In this article the author focuses on two newly interpreted aspects of the theory of qualification of criminal offences. The first is official qualification of criminal offences and its limits, the second − the prerequisites of official qualification.
The author gives his support to the arguments that the current theory of qualification of criminal offences is one–sided and incomplete. Several decades ago, it split off as a certain autonomous part of the theory of criminal law. Lithuanian lawyers have to this day been developing it as a component of this theory. This substantially limits the potential of the qualification theory and practical effectiveness. The author believes that the qualification of criminal offences and its theory reaches beyond the sphere of criminal law and its science. In essence, the phenomenon of qualification is a certain activity performed in the sphere of criminal justice. *It is designated for the purpose of making an official determination of whether a committed deed is criminal or non–criminal. This activity is regulated by the provisions of various branches of law. In respect of law, the official qualification of criminal offences constitutes an independent interdisciplinary institute of law, therefore, it calls for a wider doctrine to serve it. It is most important that the relevant parts of criminal procedure law and criminal procedure science are creatively integrated into this institute and its doctrine. There is no such a necessity in respect of the so–called unofficial qualification, which is not imperatively regulated by the provisions of law.

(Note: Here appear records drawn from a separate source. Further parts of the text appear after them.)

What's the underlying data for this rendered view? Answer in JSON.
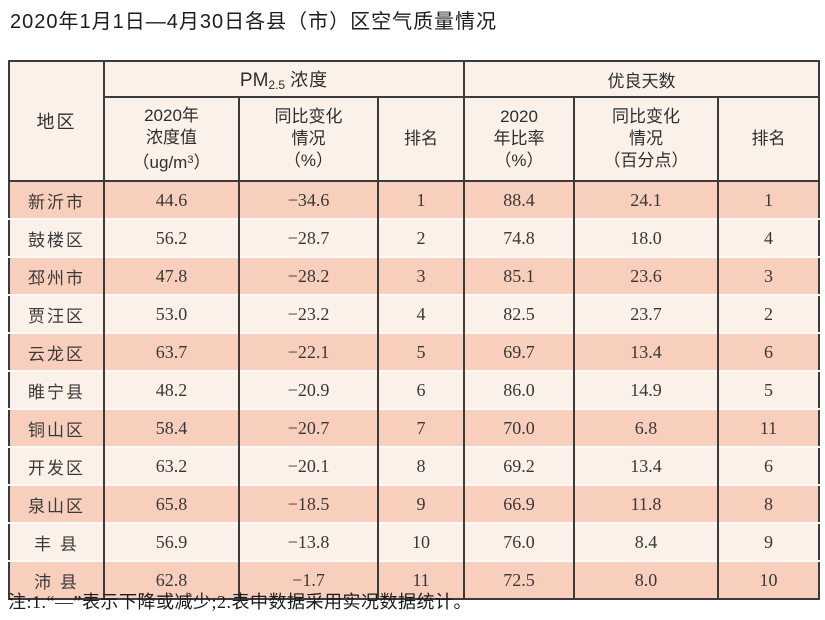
{
  "title": "2020年1月1日—4月30日各县（市）区空气质量情况",
  "table": {
    "header": {
      "region": "地区",
      "pm_group": {
        "base": "PM",
        "sub": "2.5",
        "label": "浓度"
      },
      "good_group": "优良天数",
      "pm_value": {
        "line1": "2020年",
        "line2": "浓度值",
        "line3_pre": "（ug/m",
        "line3_sup": "3",
        "line3_post": "）"
      },
      "pm_change": {
        "line1": "同比变化",
        "line2": "情况",
        "line3": "（%）"
      },
      "pm_rank": "排名",
      "good_ratio": {
        "line1": "2020",
        "line2": "年比率",
        "line3": "（%）"
      },
      "good_change": {
        "line1": "同比变化",
        "line2": "情况",
        "line3": "（百分点）"
      },
      "good_rank": "排名"
    },
    "rows": [
      {
        "region": "新沂市",
        "pm_value": "44.6",
        "pm_change": "−34.6",
        "pm_rank": "1",
        "good_ratio": "88.4",
        "good_change": "24.1",
        "good_rank": "1"
      },
      {
        "region": "鼓楼区",
        "pm_value": "56.2",
        "pm_change": "−28.7",
        "pm_rank": "2",
        "good_ratio": "74.8",
        "good_change": "18.0",
        "good_rank": "4"
      },
      {
        "region": "邳州市",
        "pm_value": "47.8",
        "pm_change": "−28.2",
        "pm_rank": "3",
        "good_ratio": "85.1",
        "good_change": "23.6",
        "good_rank": "3"
      },
      {
        "region": "贾汪区",
        "pm_value": "53.0",
        "pm_change": "−23.2",
        "pm_rank": "4",
        "good_ratio": "82.5",
        "good_change": "23.7",
        "good_rank": "2"
      },
      {
        "region": "云龙区",
        "pm_value": "63.7",
        "pm_change": "−22.1",
        "pm_rank": "5",
        "good_ratio": "69.7",
        "good_change": "13.4",
        "good_rank": "6"
      },
      {
        "region": "睢宁县",
        "pm_value": "48.2",
        "pm_change": "−20.9",
        "pm_rank": "6",
        "good_ratio": "86.0",
        "good_change": "14.9",
        "good_rank": "5"
      },
      {
        "region": "铜山区",
        "pm_value": "58.4",
        "pm_change": "−20.7",
        "pm_rank": "7",
        "good_ratio": "70.0",
        "good_change": "6.8",
        "good_rank": "11"
      },
      {
        "region": "开发区",
        "pm_value": "63.2",
        "pm_change": "−20.1",
        "pm_rank": "8",
        "good_ratio": "69.2",
        "good_change": "13.4",
        "good_rank": "6"
      },
      {
        "region": "泉山区",
        "pm_value": "65.8",
        "pm_change": "−18.5",
        "pm_rank": "9",
        "good_ratio": "66.9",
        "good_change": "11.8",
        "good_rank": "8"
      },
      {
        "region": "丰 县",
        "pm_value": "56.9",
        "pm_change": "−13.8",
        "pm_rank": "10",
        "good_ratio": "76.0",
        "good_change": "8.4",
        "good_rank": "9"
      },
      {
        "region": "沛 县",
        "pm_value": "62.8",
        "pm_change": "−1.7",
        "pm_rank": "11",
        "good_ratio": "72.5",
        "good_change": "8.0",
        "good_rank": "10"
      }
    ]
  },
  "footnote": "注:1.“—”表示下降或减少;2.表中数据采用实况数据统计。",
  "colors": {
    "stripe_dark": "#f8cfbc",
    "stripe_light": "#fbf1e8",
    "header_bg": "#fbf1e8",
    "border": "#3b3b3b",
    "row_gap": "#fdfaf6"
  }
}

Upon extending the concept of the official qualification of criminal offences and emphasising the moment of activity therein, the attitude to the prerequisites of such an activity is also transformed. Academic sources generally mention two such prerequisites: committed deeds to be qualified, and the norms of criminal law to be used for qualification. The author supplements these prerequisites with two new ones, which are most often ignored in the qualification theory. Primarily, it is the subject who has to act in implementing his duty or right to qualify criminal deeds. Such subjects include not only officers of pre–trial investigation, prosecutors, judges and courts, there are also other participants of criminal proceedings: advocates, suspects, accused, victims, civil plaintiffs and civil defendants. The qualification performed by the latter is significant, and at the same time official, not only in terms of criminal law but in respect of criminal procedure as well. In addition those subjects are entitled or able to qualify criminal deeds by virtue of such a duty or right granted to them. The competence to qualify arises from the norms of criminal law and criminal procedure. It can preliminary be termed as “qualification imperative”, which can be − depending on the circumstances − absolute, relative or discretionary.
The ideas raised in the article, besides compelling to make a revision of the sources of the theory of qualification of criminal offences and to develop this theory, at the same time form the foundation for improving the rules and recommendations of qualification.